How Steve McQueen Pushed Norman Jewison to the Brink on ‘The Thomas Crown Affair’
Looking back on his work with Steve McQueen in The Cincinnati Kid (1965) and The Thomas Crown Affair (1968), director Norman Jewison didn’t call McQueen the most problematic actor he’d ever known. But Jewison had plenty of troubles with McQueen while shooting those classic movies.
It was more than McQueen nickel-and-diming him on both sets. During the filming of Thomas Crown, McQueen pulled a number of power-moves that genuinely distressed the typically unflappable Jewison. Late in the shoot, the director actually considered walking off the picture.
Steve McQueen purposely ruined 2 key days of shooting on Norman Jewison’s ‘The Thomas Crown Affair’
In Norman Jewison: A Director’s Life (2021), author Ira Wells breaks down the various ways McQueen tested Jewison during Thomas Crown. If the star wasn’t hitting up Jewison for gas money — or invoicing Jewison’s production company for filming his watch — McQueen was calling the director in the middle of the night.
Before he had 24-hour guards at his rented home, McQueen would call Jewison about security. After Boston police officers and private detectives began watching his house nonstop, McQueen began to call about script issues.
In the end, it was about power. McQueen always wanted the upper hand, and he’d do whatever it took to get it. One night on Thomas Crown, after Jewison and cinematographer Haskell Wexler spent an afternoon setting up a beach shot for the “golden hour” light, McQueen drove off at the moment it arrived. He didn’t return until dark.
In her 1995 memoir Looking for Gatsby, Faye Dunaway described that move as the ultimate provocation. Yet Jewison managed to defuse the situation. Later, as the shoot neared its end and McQueen again walked off during filming, Jewison reportedly broke down in tears.
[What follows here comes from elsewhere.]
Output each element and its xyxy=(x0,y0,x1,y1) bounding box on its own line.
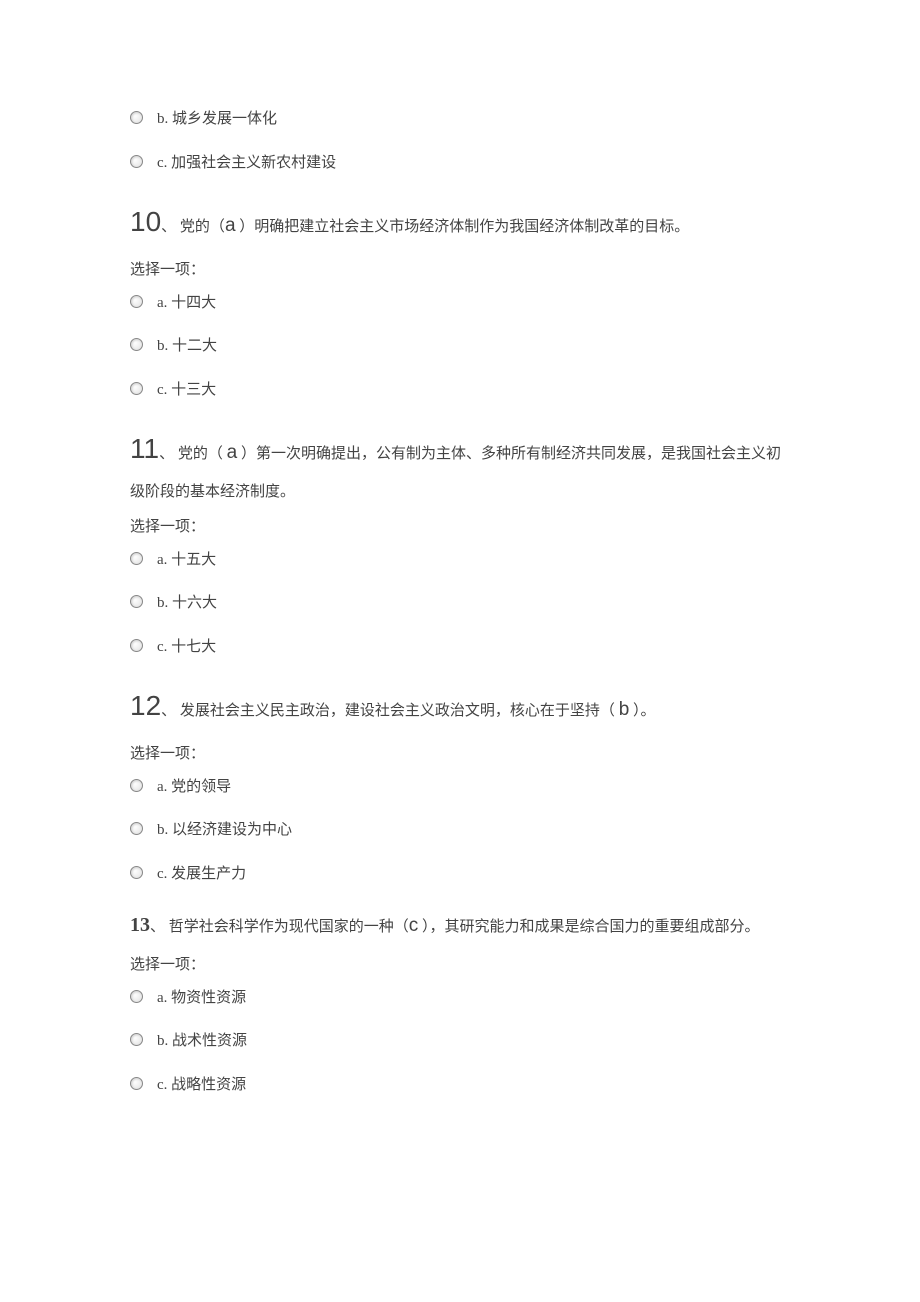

According to McQueen’s biographer (via Wells), Jewison told an assistant director he was considering quitting the picture.
Jewison tried everything but hostility when dealing with McQueen
Jewison understood McQueen’s insecurities, and he knew he couldn’t strike back at his star, no matter how obnoxious his behavior became. But it took remarkable levels of patience for Jewison to pull it off.
McQueen knew Jewison needed him in the picture and exploited that angle. If Jewison unloaded on McQueen and the star walked, Jewison would pay the price, career-wise (i.e., by blowing the shoot). So McQueen knew he had him by the neck. As for McQueen’s childish stunt on the beach, if that didn’t break Jewison then nothing could have.
Dunaway told the story of Jewison’s reaction to that provocation. “If Norman was the kind of director given to screaming, this would have been the moment for it,” she wrote in Looking for Gatsby. “He took off down the beach for a walk by himself.” Dunaway said he disappeared for more than 30 minutes, then returned carrying a feather.
“Norman devised this absolutely crazy story that the feather had special powers and whoever had the feather would be the director that day,” Dunaway recalled. Then Jewison gave the feather to McQueen, who broke out laughing and stuck it back in Jewison’s cap. Problem solved.